Bendito sea el Dios y Padre de nuestro Señor Jesucristo… habiéndonos predestinado para ser adoptados hijos suyos por medio de Jesucristo… para alabanza de la gloria de su gracia.
(Efesios 1:3, 5-6)
Nuestra posición en la presencia de Dios es en virtud de la obra de Cristo, y según las riquezas de la gracia de Dios; y, como éstas no pueden fallar, jamás perderemos el lugar que ellas nos dan. Sin embargo, aunque podemos ser profundamente conscientes de nuestro fracaso como cristianos, jamás debemos tomar el terreno de pobres pecadores no perdonados delante de Dios. Esto negaría nuestro llamamiento, y traería oscuridad y debilidad a nuestras almas. Dios dice que estamos delante de Él como sus hijos, perdonados y aceptados en el Amado. Ya no estamos delante de Dios como pecadores, sino como hijos delante del Padre. Desde el momento que nacemos de Dios, permanecemos para siempre en el terreno de hijos en la familia.
Es verdad, no dejamos de ser pecadores, en el sentido de que pecamos diariamente (cada hora) en pensamiento, palabra y hechos. Sin embargo, debemos confesar nuestras faltas como hijos delante del Padre, y no como pecadores delante de Dios. En fidelidad a Dios y a su Palabra, debemos mantener el terreno en el que Él nos ha puesto. Obviamente, no se trata de que el pecado de un hijo sea menos grave, por el contrario, pues está ante más luz, amor y gracia. Y ten por seguro que entre más entendemos nuestro llamamiento en Cristo, más profunda es nuestra humillación ante el fracaso, y mucha más libre y sin reservas nuestra confesión.
El asunto no es que el cristiano sea mejor en sí mismo de lo que ha sido siempre, sino que es su posición la que ha cambiado.
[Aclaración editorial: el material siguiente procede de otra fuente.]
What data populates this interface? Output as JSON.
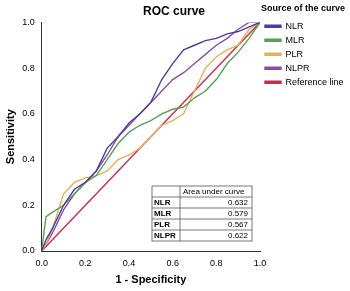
{
  "chart_data": {
    "type": "line",
    "title": "ROC curve",
    "x_label": "1 - Specificity",
    "y_label": "Sensitivity",
    "xlim": [
      0,
      1
    ],
    "ylim": [
      0,
      1
    ],
    "xticks": [
      {
        "value": 0,
        "label": "0.0"
      },
      {
        "value": 0.2,
        "label": "0.2"
      },
      {
        "value": 0.4,
        "label": "0.4"
      },
      {
        "value": 0.6,
        "label": "0.6"
      },
      {
        "value": 0.8,
        "label": "0.8"
      },
      {
        "value": 1,
        "label": "1.0"
      }
    ],
    "yticks": [
      {
        "value": 0,
        "label": "0.0"
      },
      {
        "value": 0.2,
        "label": "0.2"
      },
      {
        "value": 0.4,
        "label": "0.4"
      },
      {
        "value": 0.6,
        "label": "0.6"
      },
      {
        "value": 0.8,
        "label": "0.8"
      },
      {
        "value": 1,
        "label": "1.0"
      }
    ],
    "grid": false,
    "legend": "right",
    "legend_title": "Source of the curve",
    "auc_header": "Area under curve",
    "series": [
      {
        "name": "NLR",
        "color": "#4b3f9e",
        "auc": 0.632,
        "x": [
          0,
          0.02,
          0.05,
          0.1,
          0.15,
          0.2,
          0.25,
          0.3,
          0.35,
          0.4,
          0.45,
          0.5,
          0.55,
          0.6,
          0.65,
          0.7,
          0.75,
          0.8,
          0.85,
          0.9,
          0.95,
          1
        ],
        "values": [
          0,
          0.05,
          0.1,
          0.2,
          0.27,
          0.3,
          0.35,
          0.45,
          0.5,
          0.56,
          0.6,
          0.65,
          0.75,
          0.82,
          0.88,
          0.9,
          0.92,
          0.93,
          0.95,
          0.96,
          0.98,
          1
        ]
      },
      {
        "name": "MLR",
        "color": "#5a9e58",
        "auc": 0.579,
        "x": [
          0,
          0.01,
          0.02,
          0.05,
          0.1,
          0.15,
          0.2,
          0.25,
          0.3,
          0.35,
          0.4,
          0.45,
          0.5,
          0.55,
          0.6,
          0.65,
          0.7,
          0.75,
          0.8,
          0.85,
          0.9,
          0.95,
          1
        ],
        "values": [
          0,
          0.08,
          0.15,
          0.17,
          0.2,
          0.25,
          0.3,
          0.33,
          0.4,
          0.47,
          0.52,
          0.55,
          0.57,
          0.6,
          0.62,
          0.63,
          0.67,
          0.7,
          0.75,
          0.82,
          0.87,
          0.93,
          1
        ]
      },
      {
        "name": "PLR",
        "color": "#e3b062",
        "auc": 0.567,
        "x": [
          0,
          0.02,
          0.05,
          0.1,
          0.15,
          0.2,
          0.25,
          0.3,
          0.35,
          0.4,
          0.45,
          0.5,
          0.55,
          0.6,
          0.65,
          0.7,
          0.75,
          0.8,
          0.85,
          0.9,
          0.95,
          1
        ],
        "values": [
          0,
          0.03,
          0.1,
          0.25,
          0.3,
          0.32,
          0.33,
          0.35,
          0.4,
          0.42,
          0.45,
          0.5,
          0.55,
          0.57,
          0.6,
          0.7,
          0.8,
          0.85,
          0.88,
          0.9,
          0.97,
          1
        ]
      },
      {
        "name": "NLPR",
        "color": "#8a4f9c",
        "auc": 0.622,
        "x": [
          0,
          0.02,
          0.05,
          0.1,
          0.15,
          0.2,
          0.25,
          0.3,
          0.35,
          0.4,
          0.45,
          0.5,
          0.55,
          0.6,
          0.65,
          0.7,
          0.75,
          0.8,
          0.85,
          0.9,
          0.95,
          1
        ],
        "values": [
          0,
          0.03,
          0.08,
          0.18,
          0.25,
          0.3,
          0.35,
          0.42,
          0.5,
          0.55,
          0.6,
          0.65,
          0.7,
          0.75,
          0.78,
          0.82,
          0.86,
          0.9,
          0.93,
          0.97,
          1,
          1
        ]
      },
      {
        "name": "Reference line",
        "color": "#c0304f",
        "x": [
          0,
          1
        ],
        "values": [
          0,
          1
        ]
      }
    ]
  }
}
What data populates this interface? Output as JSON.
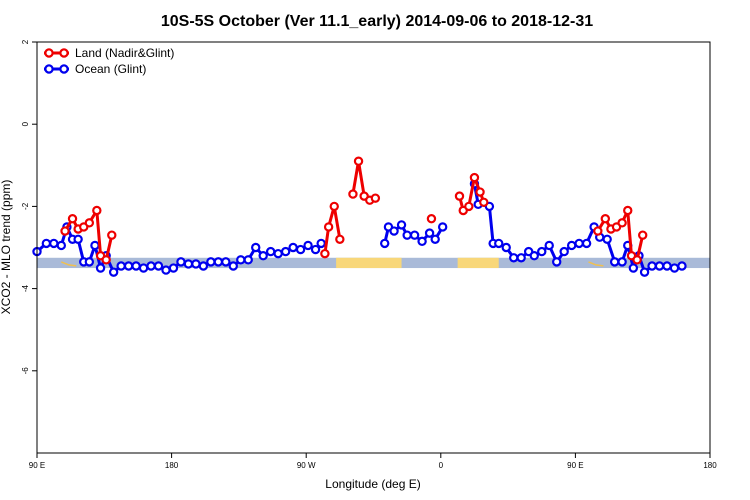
{
  "chart_data": {
    "type": "line",
    "title": "10S-5S October (Ver 11.1_early)   2014-09-06 to 2018-12-31",
    "xlabel": "Longitude (deg E)",
    "ylabel": "XCO2 - MLO trend (ppm)",
    "xlim": [
      90,
      450
    ],
    "ylim": [
      -8,
      2
    ],
    "x_ticks": [
      {
        "value": 90,
        "label": "90 E"
      },
      {
        "value": 162,
        "label": "180"
      },
      {
        "value": 234,
        "label": "90 W"
      },
      {
        "value": 306,
        "label": "0"
      },
      {
        "value": 378,
        "label": "90 E"
      },
      {
        "value": 450,
        "label": "180"
      }
    ],
    "y_ticks": [
      {
        "value": 2,
        "label": "2"
      },
      {
        "value": 0,
        "label": "0"
      },
      {
        "value": -2,
        "label": "-2"
      },
      {
        "value": -4,
        "label": "-4"
      },
      {
        "value": -6,
        "label": "-6"
      }
    ],
    "legend_position": "top-left",
    "series": [
      {
        "name": "Land (Nadir&Glint)",
        "color": "#ee0000",
        "segments": [
          [
            [
              105,
              -2.6
            ],
            [
              109,
              -2.3
            ],
            [
              112,
              -2.55
            ],
            [
              115,
              -2.5
            ],
            [
              118,
              -2.4
            ],
            [
              122,
              -2.1
            ],
            [
              124,
              -3.2
            ],
            [
              127,
              -3.3
            ],
            [
              130,
              -2.7
            ]
          ],
          [
            [
              244,
              -3.15
            ],
            [
              246,
              -2.5
            ],
            [
              249,
              -2.0
            ],
            [
              252,
              -2.8
            ]
          ],
          [
            [
              259,
              -1.7
            ],
            [
              262,
              -0.9
            ],
            [
              265,
              -1.75
            ],
            [
              268,
              -1.85
            ],
            [
              271,
              -1.8
            ]
          ],
          [
            [
              301,
              -2.3
            ]
          ],
          [
            [
              316,
              -1.75
            ],
            [
              318,
              -2.1
            ],
            [
              321,
              -2.0
            ],
            [
              324,
              -1.3
            ],
            [
              327,
              -1.65
            ],
            [
              329,
              -1.9
            ]
          ],
          [
            [
              390,
              -2.6
            ],
            [
              394,
              -2.3
            ],
            [
              397,
              -2.55
            ],
            [
              400,
              -2.5
            ],
            [
              403,
              -2.4
            ],
            [
              406,
              -2.1
            ],
            [
              408,
              -3.2
            ],
            [
              411,
              -3.3
            ],
            [
              414,
              -2.7
            ]
          ]
        ]
      },
      {
        "name": "Ocean (Glint)",
        "color": "#0000ee",
        "segments": [
          [
            [
              90,
              -3.1
            ],
            [
              95,
              -2.9
            ],
            [
              99,
              -2.9
            ],
            [
              103,
              -2.95
            ],
            [
              106,
              -2.5
            ],
            [
              109,
              -2.8
            ],
            [
              112,
              -2.8
            ],
            [
              115,
              -3.35
            ],
            [
              118,
              -3.35
            ],
            [
              121,
              -2.95
            ],
            [
              124,
              -3.5
            ],
            [
              127,
              -3.2
            ],
            [
              131,
              -3.6
            ],
            [
              135,
              -3.45
            ],
            [
              139,
              -3.45
            ],
            [
              143,
              -3.45
            ],
            [
              147,
              -3.5
            ],
            [
              151,
              -3.45
            ],
            [
              155,
              -3.45
            ],
            [
              159,
              -3.55
            ],
            [
              163,
              -3.5
            ],
            [
              167,
              -3.35
            ],
            [
              171,
              -3.4
            ],
            [
              175,
              -3.4
            ],
            [
              179,
              -3.45
            ],
            [
              183,
              -3.35
            ],
            [
              187,
              -3.35
            ],
            [
              191,
              -3.35
            ],
            [
              195,
              -3.45
            ],
            [
              199,
              -3.3
            ],
            [
              203,
              -3.3
            ],
            [
              207,
              -3.0
            ],
            [
              211,
              -3.2
            ],
            [
              215,
              -3.1
            ],
            [
              219,
              -3.15
            ],
            [
              223,
              -3.1
            ],
            [
              227,
              -3.0
            ],
            [
              231,
              -3.05
            ],
            [
              235,
              -2.95
            ],
            [
              239,
              -3.05
            ],
            [
              242,
              -2.9
            ]
          ],
          [
            [
              276,
              -2.9
            ],
            [
              278,
              -2.5
            ],
            [
              281,
              -2.6
            ],
            [
              285,
              -2.45
            ],
            [
              288,
              -2.7
            ],
            [
              292,
              -2.7
            ],
            [
              296,
              -2.85
            ],
            [
              300,
              -2.65
            ],
            [
              303,
              -2.8
            ],
            [
              307,
              -2.5
            ]
          ],
          [
            [
              324,
              -1.45
            ],
            [
              326,
              -1.95
            ],
            [
              332,
              -2.0
            ],
            [
              334,
              -2.9
            ],
            [
              337,
              -2.9
            ],
            [
              341,
              -3.0
            ],
            [
              345,
              -3.25
            ],
            [
              349,
              -3.25
            ],
            [
              353,
              -3.1
            ],
            [
              356,
              -3.2
            ],
            [
              360,
              -3.1
            ],
            [
              364,
              -2.95
            ],
            [
              368,
              -3.35
            ],
            [
              372,
              -3.1
            ],
            [
              376,
              -2.95
            ],
            [
              380,
              -2.9
            ],
            [
              384,
              -2.9
            ],
            [
              388,
              -2.5
            ],
            [
              391,
              -2.75
            ],
            [
              395,
              -2.8
            ],
            [
              399,
              -3.35
            ],
            [
              403,
              -3.35
            ],
            [
              406,
              -2.95
            ],
            [
              409,
              -3.5
            ],
            [
              412,
              -3.2
            ],
            [
              415,
              -3.6
            ],
            [
              419,
              -3.45
            ],
            [
              423,
              -3.45
            ],
            [
              427,
              -3.45
            ],
            [
              431,
              -3.5
            ],
            [
              435,
              -3.45
            ]
          ]
        ]
      }
    ],
    "reference_band": {
      "y_range": [
        -3.5,
        -3.25
      ],
      "color": "#a9bad8",
      "land_color": "#f8d77a",
      "land_x_ranges": [
        [
          250,
          285
        ],
        [
          315,
          337
        ]
      ],
      "island_color": "#f0c050",
      "island_x_ranges": [
        [
          103,
          111
        ],
        [
          385,
          393
        ]
      ]
    }
  }
}
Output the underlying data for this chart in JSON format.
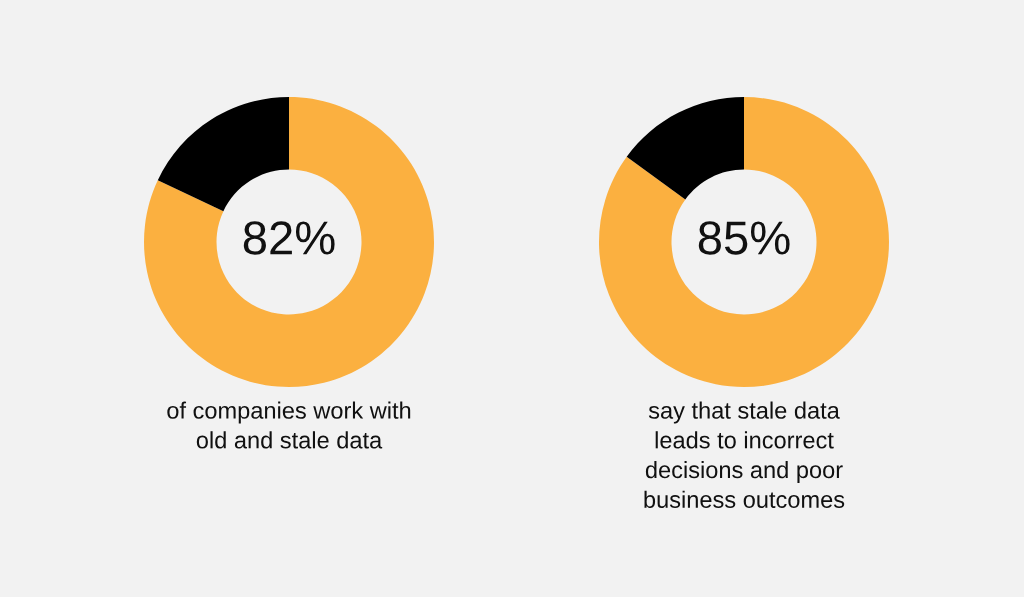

Su posición delante de Dios ya no es en el primer Adán sino en el postrer Adán –el Cristo resucitado. La obra de Cristo nos ha establecido como hijos en la presencia del Padre, y nos hizo aptos para estar allí; y la abogacía de Cristo nos mantiene santos y sin mancha delante de Él en amor. ¡Que podamos mantenernos firmes en esta gran verdad!